1.2 Huygens op Hofwijck

Hoe vaak is Huygens op Hofwijck geweest voordat hij zijn gedicht voltooid heeft?

Was hij er elk weekend, elke maand of vrijwel nooit? Zoals verderop in deze inleiding zal blijken, gaat het in Hofwijck om de beschrijving van een geïdealiseerd bestaan in een gedeeltelijk geïdealiseerde tuin, maar het concrete buitengoed vormt wel het uitgangspunt van het gedicht. De tekst van Hofwijck maakt duidelijk dat Huygens precies wist hoe zijn tuin eruit zag, maar heeft hij de groei daarvan ook met enige regelmaat gevolgd? Als het lukt hierover gegevens te verzamelen, kunnen we de vraag beantwoorden of de dichter geschreven heeft op basis van een frequente ervaring met het buitenleven op Hofwijck of juist vanuit het verlangen daarnaar.

In februari 1642 vindt de feestelijke inwijding van het buitengoed Hofwijck plaats.

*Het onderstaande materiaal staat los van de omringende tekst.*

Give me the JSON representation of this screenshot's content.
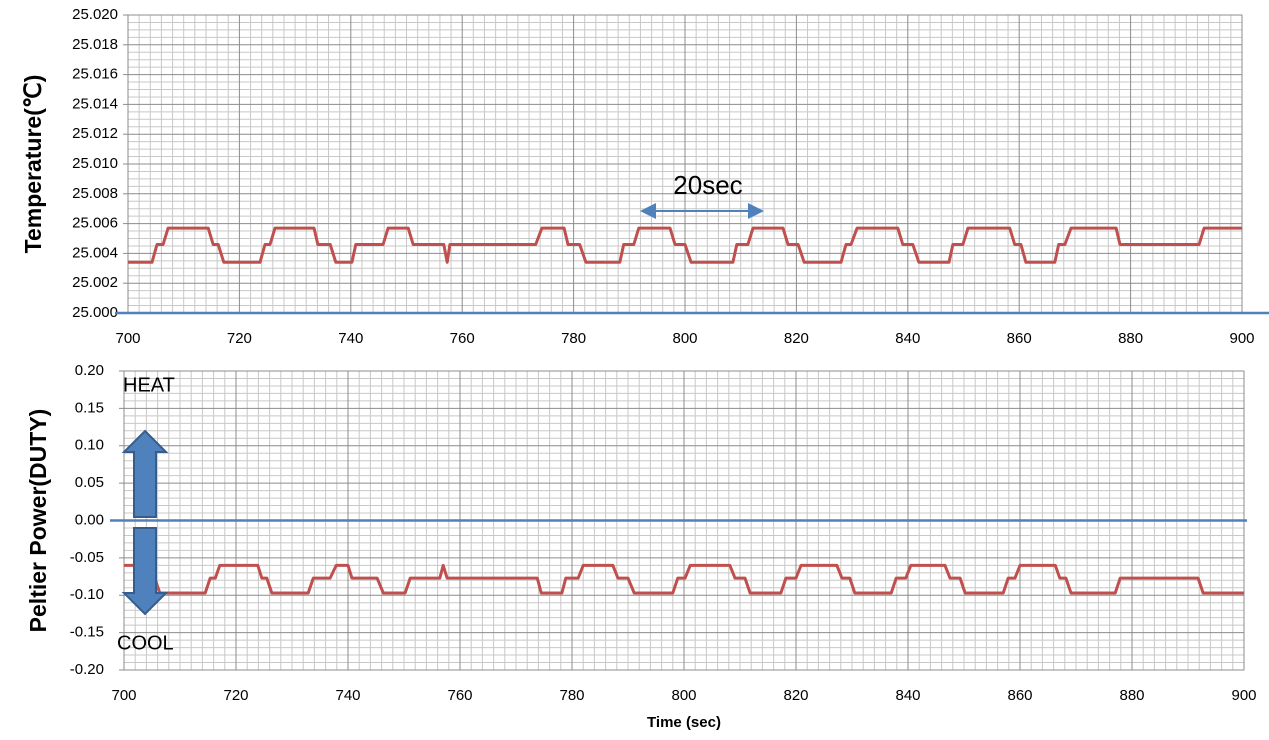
{
  "chart_data": [
    {
      "type": "line",
      "y_label": "Temperature(℃)",
      "annotation": "20sec",
      "xlim": [
        700,
        900
      ],
      "xticks": [
        700,
        720,
        740,
        760,
        780,
        800,
        820,
        840,
        860,
        880,
        900
      ],
      "ylim": [
        25.0,
        25.02
      ],
      "yticks": [
        {
          "value": 25.0,
          "label": "25.000"
        },
        25.002,
        25.004,
        25.006,
        25.008,
        {
          "value": 25.01,
          "label": "25.010"
        },
        25.012,
        25.014,
        25.016,
        25.018,
        {
          "value": 25.02,
          "label": "25.020"
        }
      ],
      "grid": true,
      "minor_grid": {
        "x": 10,
        "y": 4
      },
      "x": [
        700,
        704.3,
        705.2,
        706.3,
        707.2,
        714.4,
        715.3,
        716.2,
        717.2,
        723.7,
        724.6,
        725.5,
        726.4,
        733.4,
        734.1,
        736.3,
        737.3,
        740.2,
        740.9,
        745.8,
        746.7,
        750.3,
        751.2,
        756.7,
        757.3,
        757.8,
        773.2,
        774.3,
        778.3,
        779.0,
        781.1,
        782.2,
        788.3,
        789.0,
        790.8,
        791.7,
        797.3,
        798.2,
        800.0,
        801.1,
        808.6,
        809.3,
        811.3,
        812.2,
        817.6,
        818.5,
        820.3,
        821.4,
        828.0,
        828.9,
        829.8,
        830.9,
        838.2,
        839.1,
        840.9,
        842.0,
        847.4,
        848.1,
        849.9,
        850.8,
        858.3,
        859.2,
        860.3,
        861.2,
        866.4,
        867.1,
        868.2,
        869.3,
        877.4,
        878.1,
        892.3,
        893.2,
        900
      ],
      "series": [
        {
          "color": "#c0504d",
          "values": [
            25.0034,
            25.0034,
            25.0046,
            25.0046,
            25.0057,
            25.0057,
            25.0046,
            25.0046,
            25.0034,
            25.0034,
            25.0046,
            25.0046,
            25.0057,
            25.0057,
            25.0046,
            25.0046,
            25.0034,
            25.0034,
            25.0046,
            25.0046,
            25.0057,
            25.0057,
            25.0046,
            25.0046,
            25.0034,
            25.0046,
            25.0046,
            25.0057,
            25.0057,
            25.0046,
            25.0046,
            25.0034,
            25.0034,
            25.0046,
            25.0046,
            25.0057,
            25.0057,
            25.0046,
            25.0046,
            25.0034,
            25.0034,
            25.0046,
            25.0046,
            25.0057,
            25.0057,
            25.0046,
            25.0046,
            25.0034,
            25.0034,
            25.0046,
            25.0046,
            25.0057,
            25.0057,
            25.0046,
            25.0046,
            25.0034,
            25.0034,
            25.0046,
            25.0046,
            25.0057,
            25.0057,
            25.0046,
            25.0046,
            25.0034,
            25.0034,
            25.0046,
            25.0046,
            25.0057,
            25.0057,
            25.0046,
            25.0046,
            25.0057,
            25.0057
          ]
        }
      ]
    },
    {
      "type": "line",
      "y_label": "Peltier Power(DUTY)",
      "x_label": "Time (sec)",
      "annotations": [
        "HEAT",
        "COOL"
      ],
      "xlim": [
        700,
        900
      ],
      "xticks": [
        700,
        720,
        740,
        760,
        780,
        800,
        820,
        840,
        860,
        880,
        900
      ],
      "ylim": [
        -0.2,
        0.2
      ],
      "yticks": [
        {
          "value": 0.2,
          "label": "0.20"
        },
        0.15,
        {
          "value": 0.1,
          "label": "0.10"
        },
        0.05,
        {
          "value": 0,
          "label": "0.00"
        },
        -0.05,
        {
          "value": -0.1,
          "label": "-0.10"
        },
        -0.15,
        {
          "value": -0.2,
          "label": "-0.20"
        }
      ],
      "grid": true,
      "minor_grid": {
        "x": 10,
        "y": 5
      },
      "x": [
        700,
        702.9,
        703.8,
        705.5,
        706.4,
        714.5,
        715.4,
        716.3,
        717.1,
        723.9,
        724.6,
        725.5,
        726.4,
        732.9,
        733.8,
        736.8,
        737.9,
        740.0,
        740.7,
        745.2,
        746.3,
        750.2,
        751.1,
        756.4,
        757.0,
        757.7,
        773.8,
        774.5,
        778.2,
        778.9,
        781.1,
        782.0,
        787.3,
        788.2,
        790.0,
        791.1,
        798.0,
        798.9,
        800.2,
        801.1,
        808.2,
        809.1,
        810.9,
        811.8,
        817.3,
        818.2,
        820.0,
        820.9,
        827.3,
        828.2,
        829.6,
        830.5,
        837.0,
        837.9,
        839.6,
        840.5,
        846.6,
        847.5,
        849.3,
        850.2,
        857.0,
        857.9,
        859.1,
        860.0,
        866.3,
        867.1,
        868.2,
        869.1,
        877.0,
        877.9,
        891.8,
        892.7,
        900
      ],
      "series": [
        {
          "color": "#c0504d",
          "values": [
            -0.06,
            -0.06,
            -0.077,
            -0.077,
            -0.097,
            -0.097,
            -0.077,
            -0.077,
            -0.06,
            -0.06,
            -0.077,
            -0.077,
            -0.097,
            -0.097,
            -0.077,
            -0.077,
            -0.06,
            -0.06,
            -0.077,
            -0.077,
            -0.097,
            -0.097,
            -0.077,
            -0.077,
            -0.06,
            -0.077,
            -0.077,
            -0.097,
            -0.097,
            -0.077,
            -0.077,
            -0.06,
            -0.06,
            -0.077,
            -0.077,
            -0.097,
            -0.097,
            -0.077,
            -0.077,
            -0.06,
            -0.06,
            -0.077,
            -0.077,
            -0.097,
            -0.097,
            -0.077,
            -0.077,
            -0.06,
            -0.06,
            -0.077,
            -0.077,
            -0.097,
            -0.097,
            -0.077,
            -0.077,
            -0.06,
            -0.06,
            -0.077,
            -0.077,
            -0.097,
            -0.097,
            -0.077,
            -0.077,
            -0.06,
            -0.06,
            -0.077,
            -0.077,
            -0.097,
            -0.097,
            -0.077,
            -0.077,
            -0.097,
            -0.097
          ]
        }
      ]
    }
  ]
}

Acht jaar later, in 1650, begint Huygens aan zijn gedicht Hofwijck, dat hij op 8

december 1651 afsluit (inleiding Apparaat, par. 1.1.3). Wie probeert om Huygens'

bezoeken aan Hofwijck in deze periode te traceren vindt een eerste bron in Huygens'

dagboek, een verzameling aantekeningen in het Latijn op losse briefjes en in

almanakken. Huygens' kleinzoon Constantijn, de zoon van Lodewijk, heeft deze

overgeschreven en gebundeld (Unger 1885, p. VI - VII , cf. Salman 1997, p. 43). Het

dagboek bevat vooral korte vermeldingen van Huygens' reizen en verder van

belangrijke gebeurtenissen, zoals de dood van zijn broer Maurits en van Frederik

Hendrik. Huygens heeft over langere perioden geen aantekeningen gemaakt. Om

een voorbeeld te geven: in het jaar 1642 heeft hij slechts op negenendertig dagen

iets genoteerd. Een bezoek aan Hofwijck gold kennelijk niet als een reis. Alleen

wan-

(8)

neer hij op de terugreis van een langere tocht het buiten aandeed om er te eten of te slapen, vermeldt hij dit in het dagboek.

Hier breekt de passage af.